Department of Ophthalmology and Visual Sciences, Kellogg Eye Center, University of Michigan, Ann Arbor, MI.
Department of Ophthalmology and Visual Sciences, Kellogg Eye Center, University of Michigan, Ann Arbor, MI.
Can J Ophthalmol. 2024 Oct;59(5):e496-e500. doi: 10.1016/j.jcjo.2023.10.016. Epub 2023 Nov 20.
To evaluate the efficacy of intralesional rituximab injection for the management of idiopathic orbital inflammation (IOI) involving the lacrimal gland, which is the most common subtype.
Eighteen consecutive patients with biopsy-proven IOI involving the lacrimal gland were included. Rituximab (50 mg/5 mL) was injected intralesionally at monthly intervals.
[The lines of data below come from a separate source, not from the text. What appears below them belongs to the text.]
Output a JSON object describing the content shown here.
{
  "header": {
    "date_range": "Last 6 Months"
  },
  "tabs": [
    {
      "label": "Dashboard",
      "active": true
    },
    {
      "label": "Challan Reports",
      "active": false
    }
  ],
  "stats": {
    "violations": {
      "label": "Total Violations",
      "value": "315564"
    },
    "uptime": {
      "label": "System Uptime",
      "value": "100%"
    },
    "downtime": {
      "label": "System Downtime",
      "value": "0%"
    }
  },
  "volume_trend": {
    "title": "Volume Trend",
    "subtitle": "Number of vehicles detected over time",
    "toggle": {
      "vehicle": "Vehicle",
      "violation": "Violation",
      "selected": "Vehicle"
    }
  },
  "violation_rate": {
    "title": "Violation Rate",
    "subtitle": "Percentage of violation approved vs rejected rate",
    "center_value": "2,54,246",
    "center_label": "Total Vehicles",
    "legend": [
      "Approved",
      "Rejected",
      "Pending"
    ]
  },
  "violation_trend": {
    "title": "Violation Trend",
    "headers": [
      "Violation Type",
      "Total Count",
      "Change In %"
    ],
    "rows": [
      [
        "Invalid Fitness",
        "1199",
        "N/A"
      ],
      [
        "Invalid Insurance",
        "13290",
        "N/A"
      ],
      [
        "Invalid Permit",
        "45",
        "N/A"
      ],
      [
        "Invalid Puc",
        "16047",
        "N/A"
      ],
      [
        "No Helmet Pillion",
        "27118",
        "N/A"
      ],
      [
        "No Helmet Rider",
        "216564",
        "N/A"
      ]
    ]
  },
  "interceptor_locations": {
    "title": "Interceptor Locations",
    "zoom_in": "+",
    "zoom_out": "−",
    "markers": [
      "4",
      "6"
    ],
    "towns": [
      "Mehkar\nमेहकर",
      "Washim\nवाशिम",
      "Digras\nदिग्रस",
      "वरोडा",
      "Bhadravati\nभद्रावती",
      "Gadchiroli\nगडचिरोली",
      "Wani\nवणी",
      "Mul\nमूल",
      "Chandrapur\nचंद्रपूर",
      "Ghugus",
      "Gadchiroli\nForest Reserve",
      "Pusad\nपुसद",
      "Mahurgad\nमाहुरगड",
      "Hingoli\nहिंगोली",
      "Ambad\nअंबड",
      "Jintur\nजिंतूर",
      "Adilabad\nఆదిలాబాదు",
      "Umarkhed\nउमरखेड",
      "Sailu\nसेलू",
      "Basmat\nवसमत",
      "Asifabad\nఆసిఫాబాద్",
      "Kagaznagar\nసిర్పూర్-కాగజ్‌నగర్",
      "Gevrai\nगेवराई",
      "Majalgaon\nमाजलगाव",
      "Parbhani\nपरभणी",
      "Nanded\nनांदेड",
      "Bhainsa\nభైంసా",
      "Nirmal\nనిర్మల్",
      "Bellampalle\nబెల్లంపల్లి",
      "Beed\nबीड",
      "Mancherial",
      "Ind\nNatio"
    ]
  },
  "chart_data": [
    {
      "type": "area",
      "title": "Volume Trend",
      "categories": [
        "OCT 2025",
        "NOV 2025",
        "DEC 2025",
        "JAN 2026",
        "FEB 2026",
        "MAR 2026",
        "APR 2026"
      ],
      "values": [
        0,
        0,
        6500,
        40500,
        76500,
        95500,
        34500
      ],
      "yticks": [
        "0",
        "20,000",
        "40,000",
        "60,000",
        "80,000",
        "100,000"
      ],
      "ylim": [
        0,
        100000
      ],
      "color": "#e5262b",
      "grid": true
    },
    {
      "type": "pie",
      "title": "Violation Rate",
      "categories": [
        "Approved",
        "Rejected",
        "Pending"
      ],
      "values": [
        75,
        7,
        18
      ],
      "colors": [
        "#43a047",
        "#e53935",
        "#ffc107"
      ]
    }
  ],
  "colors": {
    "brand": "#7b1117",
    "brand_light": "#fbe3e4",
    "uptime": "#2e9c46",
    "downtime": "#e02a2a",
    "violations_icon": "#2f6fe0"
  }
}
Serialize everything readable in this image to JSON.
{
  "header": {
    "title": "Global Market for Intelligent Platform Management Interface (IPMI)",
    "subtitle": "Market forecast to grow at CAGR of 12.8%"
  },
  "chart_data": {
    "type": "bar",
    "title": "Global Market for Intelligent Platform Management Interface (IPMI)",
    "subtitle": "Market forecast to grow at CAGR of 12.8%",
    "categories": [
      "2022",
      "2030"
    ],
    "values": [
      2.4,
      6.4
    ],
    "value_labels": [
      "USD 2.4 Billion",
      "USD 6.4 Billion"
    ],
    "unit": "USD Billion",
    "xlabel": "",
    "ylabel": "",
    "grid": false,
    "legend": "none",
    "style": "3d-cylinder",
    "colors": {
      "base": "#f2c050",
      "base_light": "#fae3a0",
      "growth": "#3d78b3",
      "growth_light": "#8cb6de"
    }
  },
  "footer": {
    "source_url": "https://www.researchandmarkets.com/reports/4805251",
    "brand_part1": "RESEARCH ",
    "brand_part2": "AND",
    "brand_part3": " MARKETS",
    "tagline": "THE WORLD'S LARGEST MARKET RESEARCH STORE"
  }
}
Clinically, all patients presented with upper eyelid swelling and ptosis. Most patients (56%) had periocular pain and a palpable superotemporal mass. Biopsies showed chronic inflammation without fibrosis in 14 patients (78%) and chronic inflammation and fibrosis in 4 patients (22%). Intralesional rituximab was injected once in 1 patient (6%) because of complete response after the first injection, twice in 11 patients (61%), and 3 times in 6 patients (33%) because of partial response after 2 injections. After a mean follow-up of 33 months (median, 33 months; range, 11-59 months), 16 patients (89%) showed a clinical response, including 14 patients (78%) a complete response (i.e., disappearance of all lesions) and 2 patients (11%) with a partial response (i.e., ≤30% decrease in lesion diameter). Two patients (11%) did not respond after 3 injections and were placed on systemic corticosteroid and methotrexate therapies. Two patients (11%) with a complete response developed subsequent recurrence 12 and 49 months after their last injections. Both were treated with 2 additional rituximab injections, 1 month apart, and showed complete response when examined 27 and 11 months after treatment, respectively.
Intralesional rituximab injection may be an effective treatment for IOI involving the lacrimal gland, achieving a 78% complete response rate in this series. Local treatment with rituximab has the potential to avoid the ocular and systemic side effects of corticosteroid and systemic immunosuppressive treatment.
评估病灶内利妥昔单抗注射治疗累及泪腺的特发性眼眶炎症(IOI)的疗效,这是最常见的亚型。
纳入 18 例经活检证实累及泪腺的 IOI 患者。利妥昔单抗(50mg/5mL)每月病灶内注射一次。
临床上,所有患者均以上眼睑肿胀和下垂就诊。大多数患者(56%)有眼眶疼痛和可触及的眶上极肿块。14 例患者(78%)活检显示无纤维化的慢性炎症,4 例患者(22%)活检显示慢性炎症伴纤维化。1 例患者(6%)因首次注射后完全缓解而仅接受 1 次病灶内利妥昔单抗注射,11 例患者(61%)接受 2 次,6 例患者(33%)因 2 次注射后部分缓解而接受 3 次注射。平均随访 33 个月(中位数 33 个月;范围 11-59 个月)后,16 例患者(89%)出现临床缓解,包括 14 例患者(78%)完全缓解(即所有病变完全消失)和 2 例患者(11%)部分缓解(即病变直径减少≤30%)。2 例患者(11%)在接受 3 次注射后无反应,接受全身皮质类固醇和甲氨蝶呤治疗。2 例完全缓解患者在末次注射后 12 个月和 49 个月分别出现后续复发。两者均接受了 2 次额外的利妥昔单抗注射,间隔 1 个月,分别在治疗后 27 个月和 11 个月时检查发现完全缓解。
病灶内利妥昔单抗注射可能是累及泪腺的 IOI 的有效治疗方法,本研究系列中完全缓解率为 78%。局部使用利妥昔单抗有可能避免皮质类固醇和全身免疫抑制治疗的眼部和全身副作用。